Scotland is to introduce some of the toughest penalties in Europe for crimes against wildlife, but Westminster’s control of gun law is preventing the Scottish Government going further.

Golden eagle chicks have been victims of wildlife crimes

A review group chaired by Professor Mark Poustie of Strathclyde University made numerous recommendations for increased fines and penalties for wildlife crime and the Scottish Government has accepted nearly all of them.

The major recommendation that cannot be proceeded with at present is the proposal to withdraw firearms or shotgun certificates, because that legislation is reserved to Westminster.

Environment Minister Aileen McLeod nevertheless accepted most of the recommendations from the review group and the Government will now aim to introduce tough new maximum penalties for those who commit crimes against wildlife.

Subject to the necessary legislative steps this could mean fines of up to £40,000 and 12 months imprisonment for certain offences.

The Scottish Government will also take forward a number of other recommendations including greater use of alternative penalties such as forfeiture of equipment used in offences.

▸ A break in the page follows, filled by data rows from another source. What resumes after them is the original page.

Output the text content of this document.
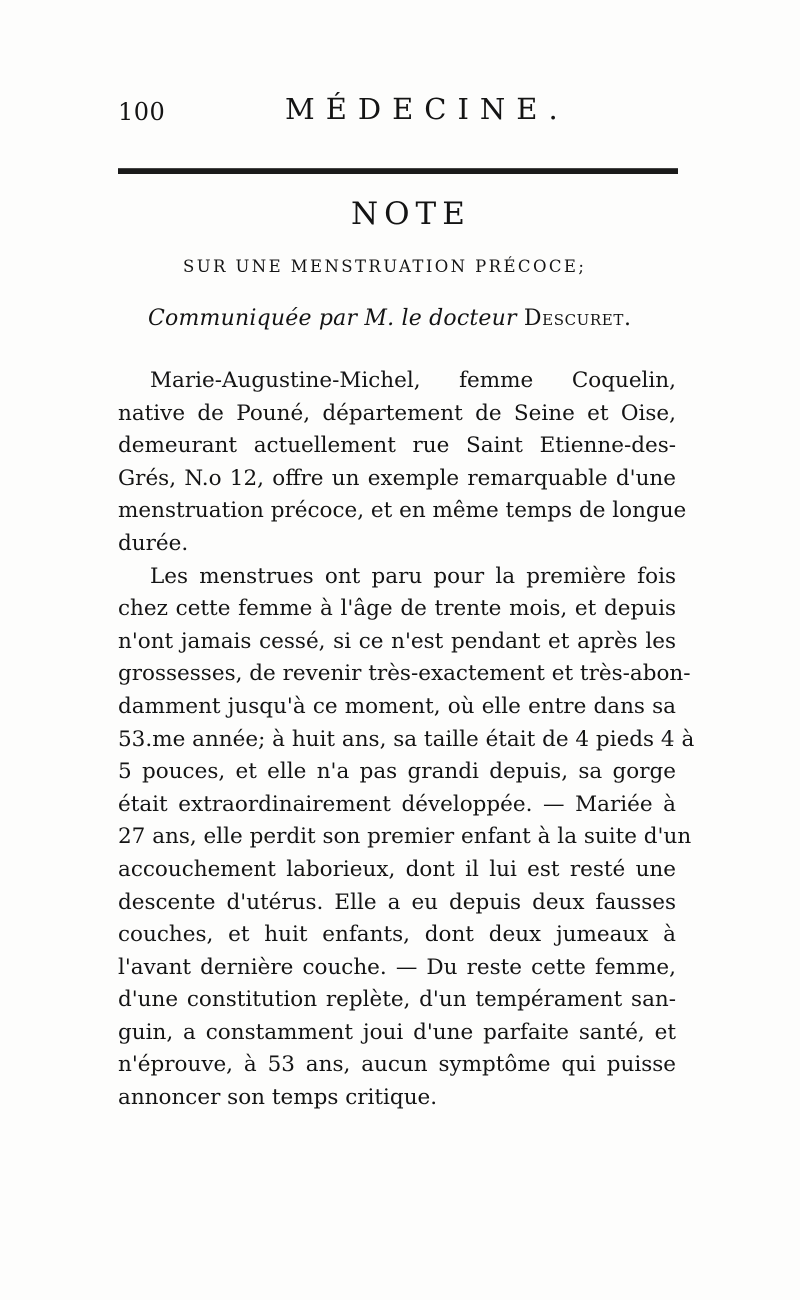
100	MÉDECINE.
NOTE
SUR UNE MENSTRUATION PRÉCOCE;
Communiquée par M. le docteur Descuret.
Marie-Augustine-Michel, femme Coquelin,
native de Pouné, département de Seine et Oise,
demeurant actuellement rue Saint Etienne-des-
Grés, N.o 12, offre un exemple remarquable d'une
menstruation précoce, et en même temps de longue
durée.
Les menstrues ont paru pour la première fois
chez cette femme à l'âge de trente mois, et depuis
n'ont jamais cessé, si ce n'est pendant et après les
grossesses, de revenir très-exactement et très-abon-
damment jusqu'à ce moment, où elle entre dans sa
53.me année; à huit ans, sa taille était de 4 pieds 4 à
5 pouces, et elle n'a pas grandi depuis, sa gorge
était extraordinairement développée. — Mariée à
27 ans, elle perdit son premier enfant à la suite d'un
accouchement laborieux, dont il lui est resté une
descente d'utérus. Elle a eu depuis deux fausses
couches, et huit enfants, dont deux jumeaux à
l'avant dernière couche. — Du reste cette femme,
d'une constitution replète, d'un tempérament san-
guin, a constamment joui d'une parfaite santé, et
n'éprouve, à 53 ans, aucun symptôme qui puisse
annoncer son temps critique.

There will be greater use of impact statements and there will also be a look into the creation of new sentencing guidelines.

Dr McLeod said: “Wildlife crime has no place in modern Scotland, this is why I have decided to increase the maximum available penalties to bring wildlife offences into line with other environmental crimes.

“It is important we have appropriate penalties that deter criminality but also reflect the impact these crimes can have on our environment and Scotland’s reputation as a wildlife tourism destination.”

Stuart Housden, director of RSPB Scotland, welcomed the announcement saying: “Scotland has some of the strongest wildlife legislation in the UK but, ultimately, we need wildlife crime to be seen as completely unacceptable so that gamekeepers, landowners and countryside bodies do not tolerate it.”